The menu was in Cantonese, which the waitresses could not read. Luckily, they called the manager Irakli who studied in China, otherwise we would still be sitting around and staring at our table's propane burner, drinking beer. The waitresses brought spiced-up pots of stock with a couple dozen high-octane red peppers bobbing on top. As they simmered up, we went to the condiment table to fill our bowls with a selection of crushed chilis and ground peanuts, soy, plum, peanut and sesame sauces, chopped cilantro and onion, and several unknowns. Back at the table, the girls delivered tofu, plump Chinese mushrooms, razor thin slices of lamb and veal and fresh egg noodles, which we dropped into the pots to poach. In a few moments it was all groans of ecstasy as the fireworks exploded in our mouths. Beads of sweat rolled off our foreheads and eyelids, our tongues swelled and collars drenched as we plucked more and more delicacies from the pot and mixed them in our bowls. "More! Let's order more!"

LiuYishou Hot Pot is a global chain whose humble beginnings on “a small street” in Chongqing has expanded to over 1200 locations in 21 years. Fishing around the brick red stock for the last bits of goodies with our chopsticks, acclimatized to the heat, we wondered what a place like this was doing in Batumi. A hot pot may be street food In China, but it is no bargain in Georgia. A portion of raw meat you cook yourself is around $15. The menu indicates the target clientele are Chinese. If there is a sizable wealthy Chinese population here, we have never heard.

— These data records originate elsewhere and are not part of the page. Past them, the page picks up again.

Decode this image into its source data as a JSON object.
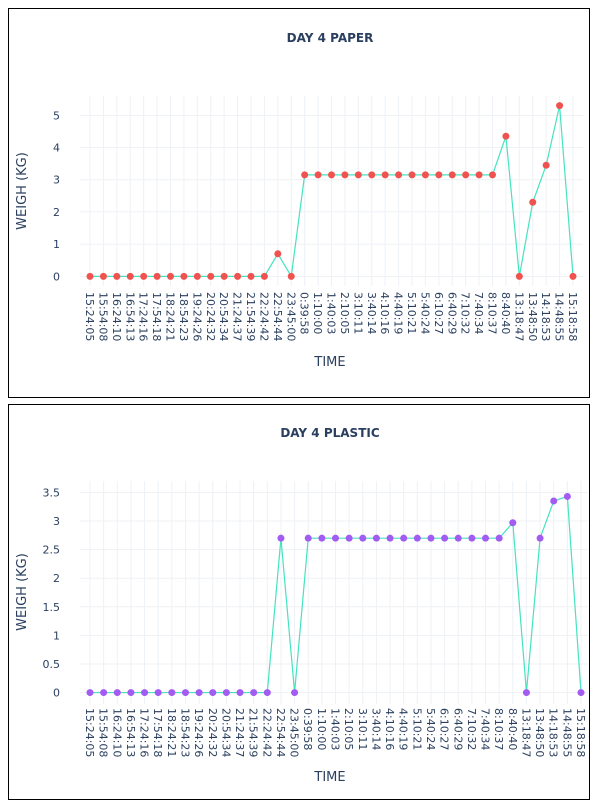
{
  "chart_data": [
    {
      "type": "line",
      "title": "DAY 4 PAPER",
      "x_label": "TIME",
      "y_label": "WEIGH (KG)",
      "categories": [
        "15:24:05",
        "15:54:08",
        "16:24:10",
        "16:54:13",
        "17:24:16",
        "17:54:18",
        "18:24:21",
        "18:54:23",
        "19:24:26",
        "20:24:32",
        "20:54:34",
        "21:24:37",
        "21:54:39",
        "22:24:42",
        "22:54:44",
        "23:45:00",
        "0:39:58",
        "1:10:00",
        "1:40:03",
        "2:10:05",
        "3:10:11",
        "3:40:14",
        "4:10:16",
        "4:40:19",
        "5:10:21",
        "5:40:24",
        "6:10:27",
        "6:40:29",
        "7:10:32",
        "7:40:34",
        "8:10:37",
        "8:40:40",
        "13:18:47",
        "13:48:50",
        "14:18:53",
        "14:48:55",
        "15:18:58"
      ],
      "series": [
        {
          "line_color": "#45e3bf",
          "color": "#f0534f",
          "values": [
            0,
            0,
            0,
            0,
            0,
            0,
            0,
            0,
            0,
            0,
            0,
            0,
            0,
            0,
            0.7,
            0,
            3.15,
            3.15,
            3.15,
            3.15,
            3.15,
            3.15,
            3.15,
            3.15,
            3.15,
            3.15,
            3.15,
            3.15,
            3.15,
            3.15,
            3.15,
            4.35,
            0,
            2.3,
            3.45,
            5.3,
            0
          ]
        }
      ],
      "ylim": [
        -0.3,
        5.6
      ],
      "yticks": [
        0,
        1,
        2,
        3,
        4,
        5
      ],
      "grid": true
    },
    {
      "type": "line",
      "title": "DAY 4 PLASTIC",
      "x_label": "TIME",
      "y_label": "WEIGH (KG)",
      "categories": [
        "15:24:05",
        "15:54:08",
        "16:24:10",
        "16:54:13",
        "17:24:16",
        "17:54:18",
        "18:24:21",
        "18:54:23",
        "19:24:26",
        "20:24:32",
        "20:54:34",
        "21:24:37",
        "21:54:39",
        "22:24:42",
        "22:54:44",
        "23:45:00",
        "0:39:58",
        "1:10:00",
        "1:40:03",
        "2:10:05",
        "3:10:11",
        "3:40:14",
        "4:10:16",
        "4:40:19",
        "5:10:21",
        "5:40:24",
        "6:10:27",
        "6:40:29",
        "7:10:32",
        "7:40:34",
        "8:10:37",
        "8:40:40",
        "13:18:47",
        "13:48:50",
        "14:18:53",
        "14:48:55",
        "15:18:58"
      ],
      "series": [
        {
          "line_color": "#45e3bf",
          "color": "#a25cf2",
          "values": [
            0,
            0,
            0,
            0,
            0,
            0,
            0,
            0,
            0,
            0,
            0,
            0,
            0,
            0,
            2.7,
            0,
            2.7,
            2.7,
            2.7,
            2.7,
            2.7,
            2.7,
            2.7,
            2.7,
            2.7,
            2.7,
            2.7,
            2.7,
            2.7,
            2.7,
            2.7,
            2.97,
            0,
            2.7,
            3.35,
            3.43,
            0
          ]
        }
      ],
      "ylim": [
        -0.2,
        3.7
      ],
      "yticks": [
        0,
        0.5,
        1,
        1.5,
        2,
        2.5,
        3,
        3.5
      ],
      "grid": true
    }
  ]
}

In the past decade, however, China has stepped up its presence in Georgia with sizable investments, like Hualing Tbilisi Sea Plaza, a new city on the outskirts of the capital that reportedly cost over $170 million. Georgians and Chinese have been shaking hands on several manufacturing deals, which may be more PR than anything else, but Chinese companies are behind much of the construction of Georgia’s east-west highway and transit projects related to the colossal PRC Belt and Road Initiative.

Our curiosity was aroused more when a party of cordial Chinese men and women converged around a chain of stove top tables assembled next to us. A young Israeli man with the entourage introduced himself as a “businessmen.” One older Chinese gentleman in jeans and a sweatshirt spoke English fluently. “I was at their hot pot in Paris and told them to put one in Georgia, too,” he said with an American accent.

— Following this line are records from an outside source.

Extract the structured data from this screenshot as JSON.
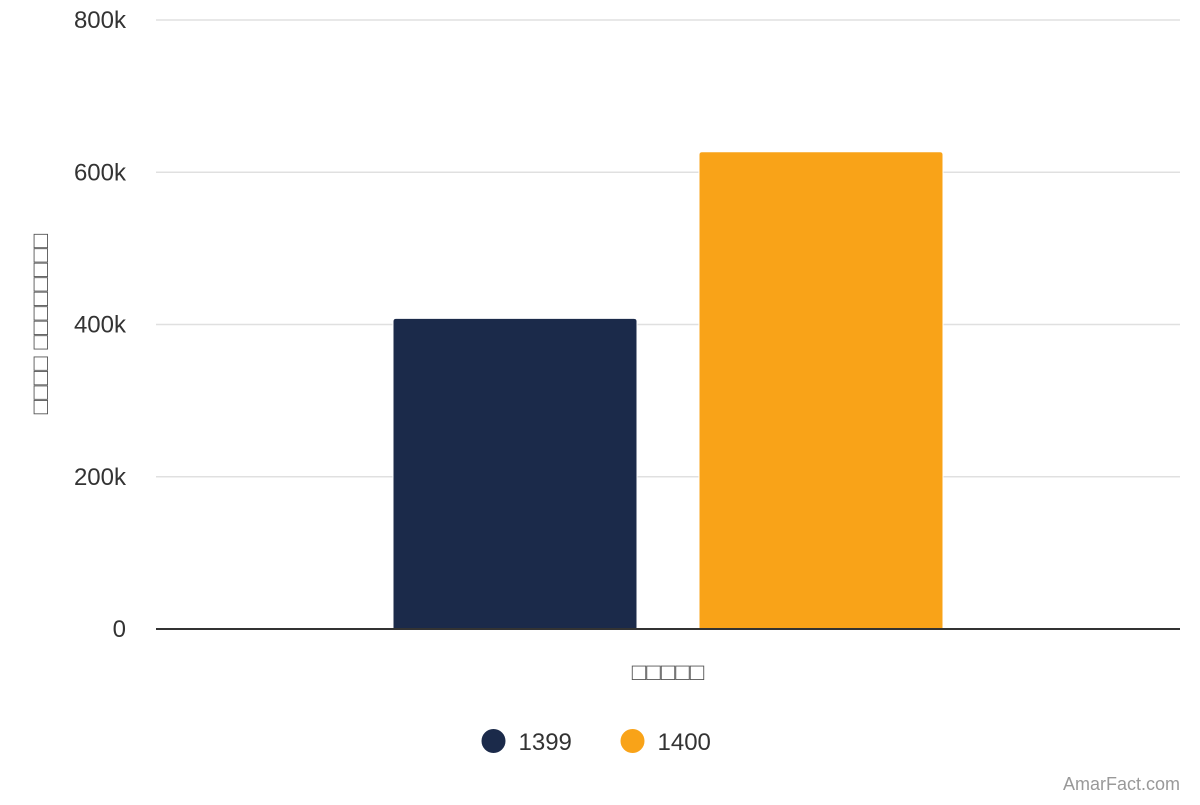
{
  "chart_data": {
    "type": "bar",
    "categories": [
      "□□□□□"
    ],
    "series": [
      {
        "name": "1399",
        "values": [
          408000
        ],
        "color": "#1b2a4a"
      },
      {
        "name": "1400",
        "values": [
          627000
        ],
        "color": "#f9a318"
      }
    ],
    "title": "",
    "xlabel": "□□□□□",
    "ylabel": "□□□□ □□□□□□□□",
    "ylim": [
      0,
      800000
    ],
    "yticks": [
      0,
      200000,
      400000,
      600000,
      800000
    ],
    "ytick_labels": [
      "0",
      "200k",
      "400k",
      "600k",
      "800k"
    ],
    "grid": true,
    "legend_position": "bottom-center"
  },
  "credit": "AmarFact.com"
}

High roller gamblers crossed my mind, but these people did not have that crusty-eyed look of casino hounds. And they were nice. Someone said “Dubai” and we began to connect the dots.

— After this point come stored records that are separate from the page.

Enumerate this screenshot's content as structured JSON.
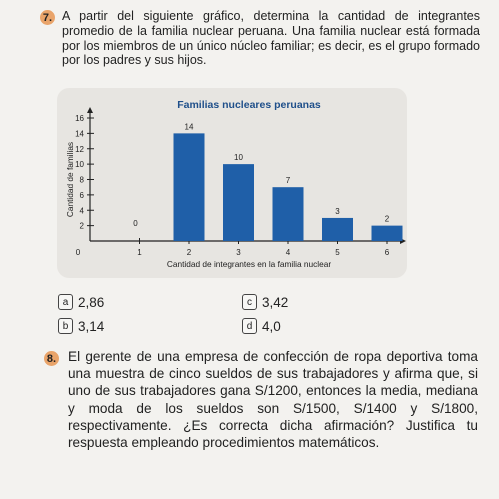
{
  "q7": {
    "number": "7.",
    "text": "A partir del siguiente gráfico, determina la cantidad de integrantes promedio de la familia nuclear peruana. Una familia nuclear está formada por los miembros de un único núcleo familiar; es decir, es el grupo formado por los padres y sus hijos."
  },
  "chart_data": {
    "type": "bar",
    "title": "Familias nucleares peruanas",
    "xlabel": "Cantidad de integrantes en la familia nuclear",
    "ylabel": "Cantidad de familias",
    "categories": [
      "1",
      "2",
      "3",
      "4",
      "5",
      "6"
    ],
    "values": [
      0,
      14,
      10,
      7,
      3,
      2
    ],
    "value_labels": [
      "0",
      "14",
      "10",
      "7",
      "3",
      "2"
    ],
    "x_ticks": [
      "0",
      "1",
      "2",
      "3",
      "4",
      "5",
      "6"
    ],
    "y_ticks": [
      "2",
      "4",
      "6",
      "8",
      "10",
      "12",
      "14",
      "16"
    ],
    "ylim": [
      0,
      16
    ],
    "grid": false,
    "bar_color": "#1f5fa8"
  },
  "options": {
    "a": {
      "letter": "a",
      "value": "2,86"
    },
    "b": {
      "letter": "b",
      "value": "3,14"
    },
    "c": {
      "letter": "c",
      "value": "3,42"
    },
    "d": {
      "letter": "d",
      "value": "4,0"
    }
  },
  "q8": {
    "number": "8.",
    "text": "El gerente de una empresa de confección de ropa deportiva toma una muestra de cinco sueldos de sus trabajadores y afirma que, si uno de sus trabajadores gana S/1200, entonces la media, mediana y moda de los sueldos son S/1500, S/1400 y S/1800, respectivamente. ¿Es correcta dicha afirmación? Justifica tu respuesta empleando procedimientos matemáticos."
  }
}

A couple weeks earlier, the Georgian government announced a $100 million project to build an archipelago of artificial islands, Dubai style, much to everyone’s amusement. The city is synonymous to kitsch and out of control development while its mayors routinely resign like it’s part of the job description, or like Giorgi Ermakov, they go to prison. A city planner I know couldn’t understand why he was called to advise a mayor who complained that buildings were going up illegally and could do nothing about it. Two weeks ago, nine people died after a building collapsed, a tragedy that surprised no one.

A Black Sea Vegas or Dubai, it doesn’t really matter. This old port town will never be either. Batumi is a live for the moment city, a showpiece of pastiche construction with a simple doctrine of “build it, and they might come.” No one cares what, where or how well things are built, if they did it wouldn’t be Batumi - that’s its charm. In 2012, the city built a chacha fountain that dried up almost immediately. But that's okay, there is some great acharuli khachapuri next door. Behind the fish market, there are several seaside restaurants frying up delicious barabulki, and now in the neglected Intourist Hotel there are gurgling Chongqing style hot pots packing the most delirious punch the country has ever seen. There are plenty of reasons to avoid Batumi, but thanks to a group of anonymous Chinese businessmen, we have another reason to come.